Review by Marcel Clement in “L’Homme Nouveau” (January 4, 1981)

"What is an event? Commonly understood it is something that occurs. In our times avid for sensation, it is what surprises. In saying that the publication of Cardinal Siri’s book on the contemporary theological movement is an event, I mean to say that this publication is an important landmark. It is going to mark, it already marks, the history of contemporary thought, and as a matter of fact, the history of the contemporary Church.

"The book which Cardinal Siri has just published simultaneously in Italy and in France (and now in the U.S.A.) seems to me a privileged example of that new strength of the Church, wise and sovereign critique and fully apt at exercising her discernment as regards the different ‘novelties.’ Cardinal Siri gives to all Catholics, and more broadly to all Christians, an instrument of culture which is absolutely unique.

"He explains himself regarding this in the final chapter:

“Under the influence of thinkers whose names are familiar and whom one believes to be without impact because they have been dead a long time (Vico, Kant), modern or quite contemporary theologians have interpreted and distorted the knowledge that Christ communicated about himself. While keeping the words of the Gospel, explanatory theories have been built which change the content of these words. Thanks to a large number of fictitious arguments,” a direct or indirect contestation, hidden or admitted, of the integral reality of the ‘Son of God’ has been raised in the Christian consciousness.

"It is at Gethsemane, in the enclosure of Gethsemane where Cardinal Siri agreed to situate his prayer and his reflection, that temptations against the faith can be overcome: ‘The ‘Fiat’ of Gethsemane was the accomplishment, in a-new stage, of the first ‘Fiat’ of the human being Mary.’ Such is the theological thread of this beautiful book.

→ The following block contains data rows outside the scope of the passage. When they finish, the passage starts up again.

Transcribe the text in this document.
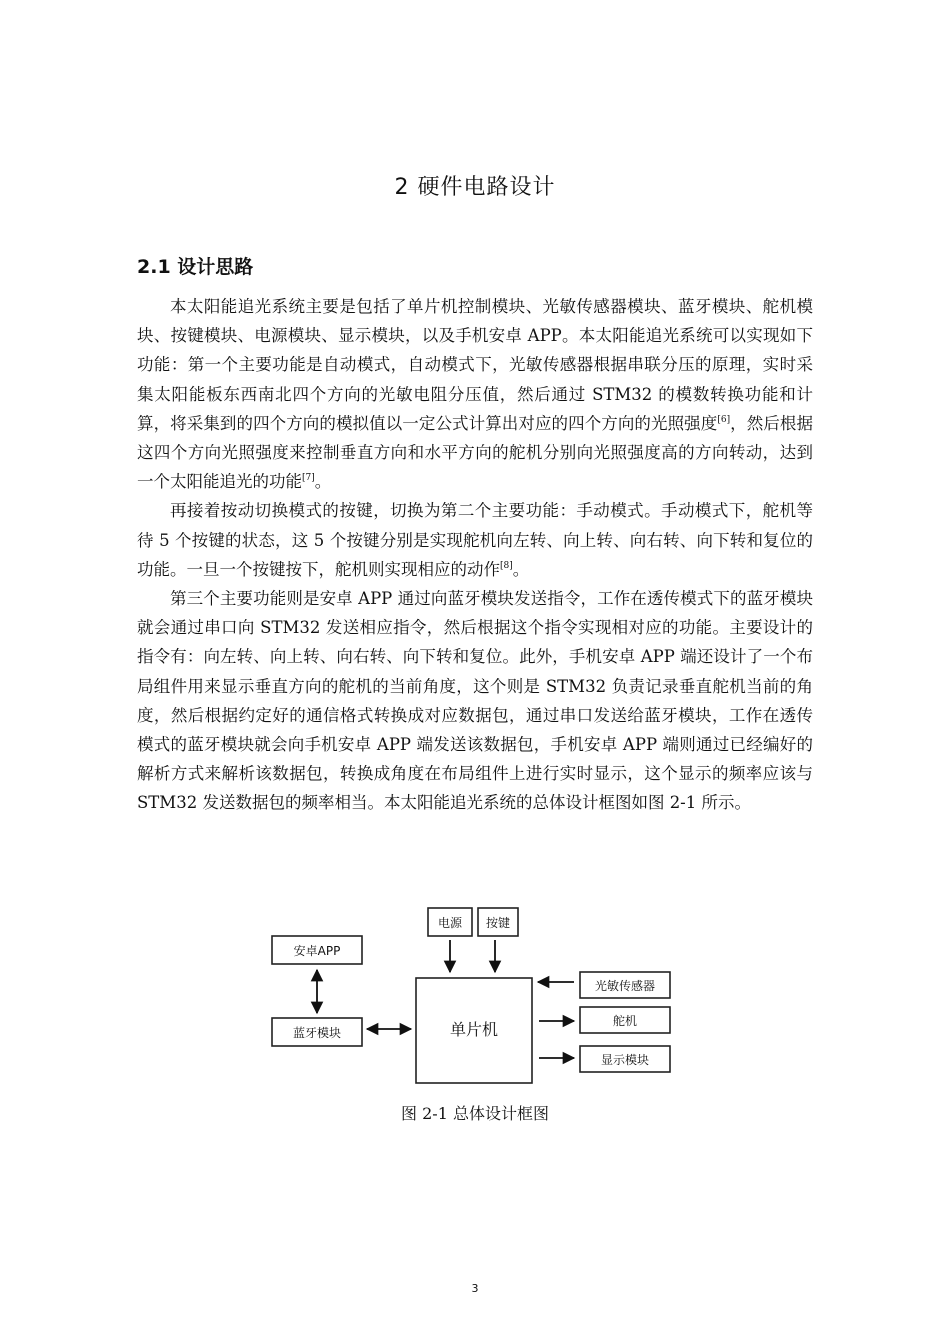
2 硬件电路设计
2.1 设计思路

本太阳能追光系统主要是包括了单片机控制模块、光敏传感器模块、蓝牙模块、舵机模块、按键模块、电源模块、显示模块，以及手机安卓 APP。本太阳能追光系统可以实现如下功能：第一个主要功能是自动模式，自动模式下，光敏传感器根据串联分压的原理，实时采集太阳能板东西南北四个方向的光敏电阻分压值，然后通过 STM32 的模数转换功能和计算，将采集到的四个方向的模拟值以一定公式计算出对应的四个方向的光照强度[6]，然后根据这四个方向光照强度来控制垂直方向和水平方向的舵机分别向光照强度高的方向转动，达到一个太阳能追光的功能[7]。

再接着按动切换模式的按键，切换为第二个主要功能：手动模式。手动模式下，舵机等待 5 个按键的状态，这 5 个按键分别是实现舵机向左转、向上转、向右转、向下转和复位的功能。一旦一个按键按下，舵机则实现相应的动作[8]。

第三个主要功能则是安卓 APP 通过向蓝牙模块发送指令，工作在透传模式下的蓝牙模块就会通过串口向 STM32 发送相应指令，然后根据这个指令实现相对应的功能。主要设计的指令有：向左转、向上转、向右转、向下转和复位。此外，手机安卓 APP 端还设计了一个布局组件用来显示垂直方向的舵机的当前角度，这个则是 STM32 负责记录垂直舵机当前的角度，然后根据约定好的通信格式转换成对应数据包，通过串口发送给蓝牙模块，工作在透传模式的蓝牙模块就会向手机安卓 APP 端发送该数据包，手机安卓 APP 端则通过已经编好的解析方式来解析该数据包，转换成角度在布局组件上进行实时显示，这个显示的频率应该与 STM32 发送数据包的频率相当。本太阳能追光系统的总体设计框图如图 2-1 所示。

电源 按键
安卓APP
单片机
蓝牙模块
光敏传感器
舵机
显示模块
图 2-1 总体设计框图
3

"It must be read. One must have others read it. It must be given. The most beautiful pages must be emphasized and made known. That is at least the conviction which has risen in me after having slowly meditated it, line by line, from one end to the other. “The L’Osservatore Romano devoted an entire page to a review of this book by Raimondo Spiazzi. It is a supplementary guarantee of the significance of a work which concerns not only a single diocese or a single country, but the universal Church.”
- Marcel Clement
 
Cardinal Siri was almost as conservative as Archbishop Lefebvre, and a contemporary of Cardinal Ottaviani, and after the election of Cardinal Wojtyla Cardinal Siri implied he did not approve.